Music

Belle and Sebastian’s new album is down to boogie

Image

Belle and Sebastian Girls in Peacetime Want to Dance

Three and a half stars

The title of the Scottish indie pop act’s ninth studio album, Girls in Peacetime Want to Dance, is something of a tip-off: It’s actually Belle and Sebastian who’s down to boogie. Exhibit A: “The Party Line,” the collection’s first single, which fades in and stomps away like Madonna’s “Hung Up,” incorporating synthwork not unlike that found on the band’s last few albums—and hip-jerking funk that’s certainly unlike anything B&S has made. The mirrorball reverie continues with the strident, Giorgio Moroder-like “Enter Sylvia Plath” and “Play for Today,” a synth-pop fantasia reminiscent of Pet Shop Boys.
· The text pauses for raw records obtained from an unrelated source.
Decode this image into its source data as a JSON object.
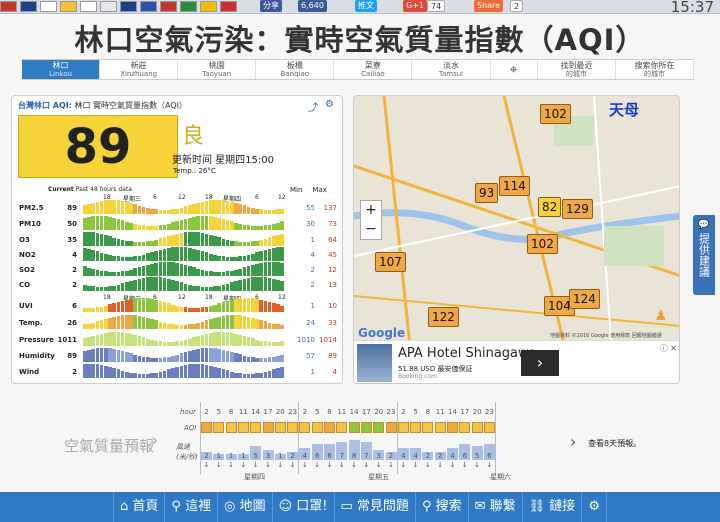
{
  "topbar": {
    "share_fb": "分享",
    "like_count": "6,640",
    "tweet": "推文",
    "gplus": "G+1",
    "gplus_count": "74",
    "share_label": "Share",
    "share_count": "2",
    "clock": "15:37"
  },
  "title": "林口空氣污染：實時空氣質量指數（AQI）",
  "nav": [
    {
      "label": "林口",
      "en": "Linkou",
      "active": true
    },
    {
      "label": "新莊",
      "en": "Xinzhuang"
    },
    {
      "label": "桃園",
      "en": "Taoyuan"
    },
    {
      "label": "板橋",
      "en": "Banqiao"
    },
    {
      "label": "菜寮",
      "en": "Cailiao"
    },
    {
      "label": "淡水",
      "en": "Tamsui"
    },
    {
      "label": "",
      "en": ""
    },
    {
      "label": "找到最近",
      "en": "的城市"
    },
    {
      "label": "搜索你所在",
      "en": "的城市"
    }
  ],
  "panel": {
    "title_bold": "台灣林口 AQI:",
    "title_rest": "林口 實時空氣質量指數（AQI）",
    "aqi": "89",
    "level": "良",
    "updated": "更新时间 星期四15:00",
    "temp": "Temp.: 26°C",
    "head_current": "Current",
    "head_past": "Past 48 hours data",
    "head_min": "Min",
    "head_max": "Max",
    "axis_top": [
      "18",
      "星期三",
      "6",
      "12",
      "18",
      "星期四",
      "6",
      "12"
    ],
    "axis_mid": [
      "18",
      "星期三",
      "6",
      "12",
      "18",
      "星期四",
      "6",
      "12"
    ],
    "rows": [
      {
        "name": "PM2.5",
        "unit": "AQI",
        "value": "89",
        "min": "55",
        "max": "137"
      },
      {
        "name": "PM10",
        "unit": "AQI",
        "value": "50",
        "min": "30",
        "max": "73"
      },
      {
        "name": "O3",
        "unit": "AQI",
        "value": "35",
        "min": "1",
        "max": "64"
      },
      {
        "name": "NO2",
        "unit": "AQI",
        "value": "4",
        "min": "4",
        "max": "45"
      },
      {
        "name": "SO2",
        "unit": "AQI",
        "value": "2",
        "min": "2",
        "max": "12"
      },
      {
        "name": "CO",
        "unit": "AQI",
        "value": "2",
        "min": "2",
        "max": "13"
      },
      {
        "name": "UVI",
        "unit": "",
        "value": "6",
        "min": "1",
        "max": "10"
      },
      {
        "name": "Temp.",
        "unit": "",
        "value": "26",
        "min": "24",
        "max": "33"
      },
      {
        "name": "Pressure",
        "unit": "",
        "value": "1011",
        "min": "1010",
        "max": "1014"
      },
      {
        "name": "Humidity",
        "unit": "",
        "value": "89",
        "min": "57",
        "max": "89"
      },
      {
        "name": "Wind",
        "unit": "",
        "value": "2",
        "min": "1",
        "max": "4"
      }
    ]
  },
  "map": {
    "tianmu": "天母",
    "markers": [
      "102",
      "93",
      "114",
      "82",
      "129",
      "102",
      "107",
      "104",
      "124",
      "122"
    ],
    "zoom_in": "+",
    "zoom_out": "−",
    "google": "Google",
    "copyright": "地圖資料 ©2016 Google  使用條款  回報地圖錯誤",
    "ad_title": "APA Hotel Shinagawa",
    "ad_price": "51.88 USD 最安価保証",
    "ad_url": "Booking.com",
    "ad_btn": "›",
    "ad_close": "ⓘ ✕"
  },
  "side_button": "提供建議",
  "forecast": {
    "label": "空氣質量預報",
    "more": "查看8天預報。",
    "row_hour": "hour",
    "row_aqi": "AQI",
    "row_wind": "風速(米/秒)",
    "hours": [
      "2",
      "5",
      "8",
      "11",
      "14",
      "17",
      "20",
      "23",
      "2",
      "5",
      "8",
      "11",
      "14",
      "17",
      "20",
      "23",
      "2",
      "5",
      "8",
      "11",
      "14",
      "17",
      "20",
      "23"
    ],
    "wind": [
      "2",
      "1",
      "1",
      "1",
      "5",
      "3",
      "1",
      "2",
      "4",
      "6",
      "6",
      "7",
      "8",
      "7",
      "3",
      "2",
      "4",
      "4",
      "2",
      "2",
      "4",
      "6",
      "5",
      "6"
    ],
    "days": [
      "星期四",
      "星期五",
      "星期六"
    ]
  },
  "bottom_nav": [
    "首頁",
    "這裡",
    "地圖",
    "口罩!",
    "常見問題",
    "搜索",
    "聯繫",
    "鏈接",
    "⚙"
  ]
}
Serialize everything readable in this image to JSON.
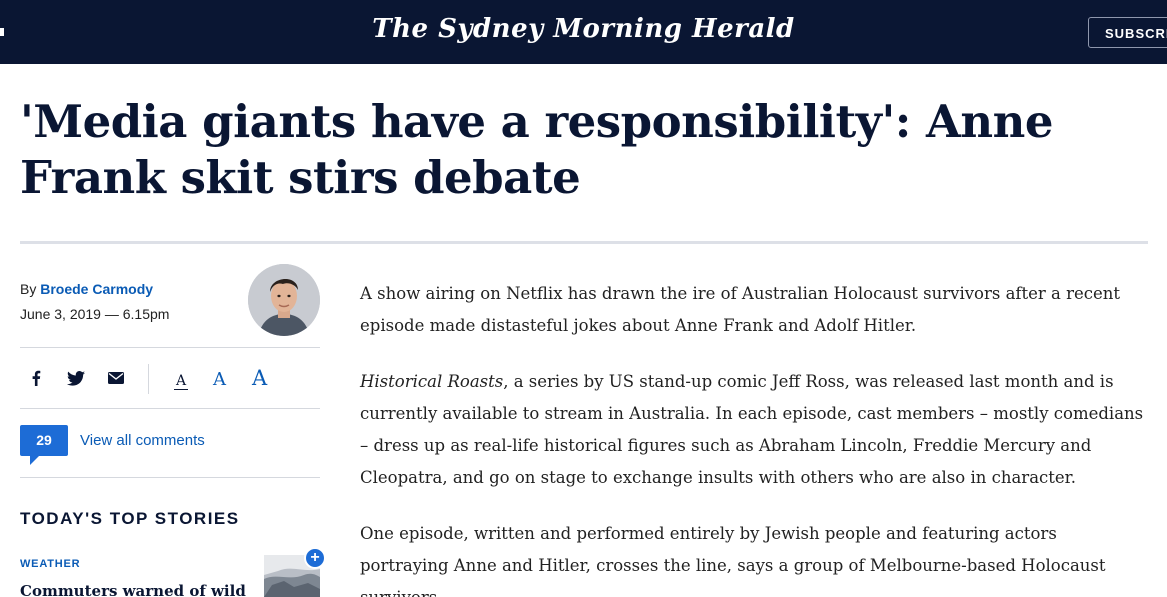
{
  "header": {
    "masthead": "The Sydney Morning Herald",
    "subscribe_label": "SUBSCRIBE"
  },
  "article": {
    "headline": "'Media giants have a responsibility': Anne Frank skit stirs debate",
    "byline_prefix": "By",
    "author": "Broede Carmody",
    "date": "June 3, 2019 — 6.15pm",
    "paragraphs": [
      "A show airing on Netflix has drawn the ire of Australian Holocaust survivors after a recent episode made distasteful jokes about Anne Frank and Adolf Hitler.",
      "Historical Roasts",
      ", a series by US stand-up comic Jeff Ross, was released last month and is currently available to stream in Australia. In each episode, cast members – mostly comedians – dress up as real-life historical figures such as Abraham Lincoln, Freddie Mercury and Cleopatra, and go on stage to exchange insults with others who are also in character.",
      "One episode, written and performed entirely by Jewish people and featuring actors portraying Anne and Hitler, crosses the line, says a group of Melbourne-based Holocaust survivors."
    ]
  },
  "share": {
    "icons": [
      "facebook-icon",
      "twitter-icon",
      "email-icon"
    ],
    "text_size_labels": [
      "A",
      "A",
      "A"
    ]
  },
  "comments": {
    "count": "29",
    "link_label": "View all comments"
  },
  "sidebar": {
    "heading": "TODAY'S TOP STORIES",
    "story": {
      "tag": "WEATHER",
      "title": "Commuters warned of wild trip",
      "add_label": "+"
    }
  },
  "colors": {
    "navy": "#0a1633",
    "link_blue": "#0a5bb5",
    "badge_blue": "#1d6cd6"
  }
}
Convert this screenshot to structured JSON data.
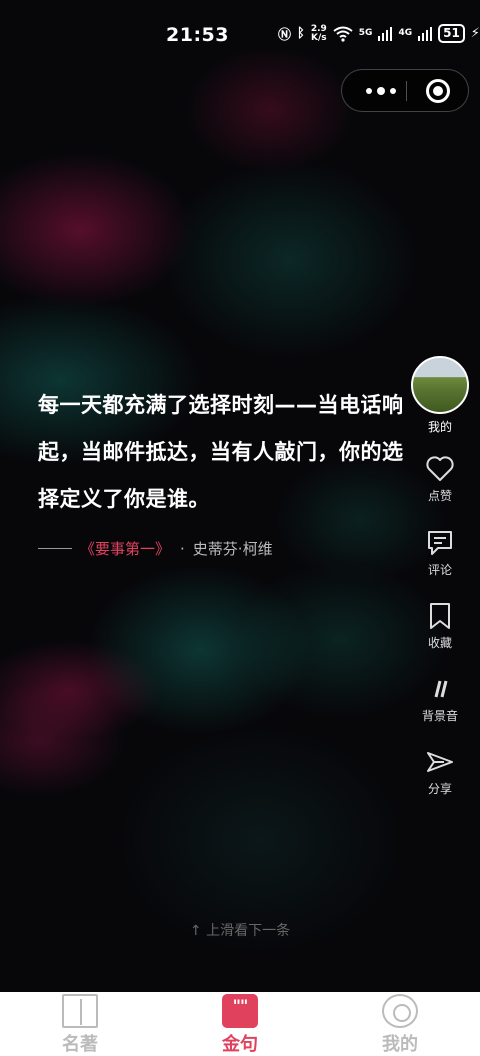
{
  "status_bar": {
    "time": "21:53",
    "net_speed_top": "2.9",
    "net_speed_unit": "K/s",
    "signal_label": "5G",
    "signal_label2": "4G",
    "battery": "51"
  },
  "quote": {
    "text": "每一天都充满了选择时刻——当电话响起，当邮件抵达，当有人敲门，你的选择定义了你是谁。",
    "book": "《要事第一》",
    "separator": "·",
    "author": "史蒂芬·柯维"
  },
  "side_actions": {
    "me_label": "我的",
    "like_label": "点赞",
    "comment_label": "评论",
    "favorite_label": "收藏",
    "bgm_label": "背景音",
    "share_label": "分享"
  },
  "hint": "↑ 上滑看下一条",
  "tabs": [
    {
      "label": "名著",
      "icon": "book-icon"
    },
    {
      "label": "金句",
      "icon": "quote-icon",
      "active": true
    },
    {
      "label": "我的",
      "icon": "profile-icon"
    }
  ],
  "colors": {
    "accent": "#e0425e",
    "background": "#07070a"
  }
}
It’s all so good that you likely won’t fixate on how removed it sounds from the calculated, baroque and wistful B&S of old. While its traditionalism still abounds—the old-world flavor of “The Everlasting Muse,” the strummer “Ever Had a Little Faith?”—this is a more rhythmic, more pliable and looser band. Also credit co-producer Ben Allen, who helped Animal Collective find its groove on Merriweather Post Pavillion, that band’s most melodic record. While Girls in Peacetime sounds considerably less progressive than that indie landmark, it similarly has B&S abandoning a bedroom aesthetic for something more celebratory, its escapades also engendered not just by tempo, but an inspired tunefulness.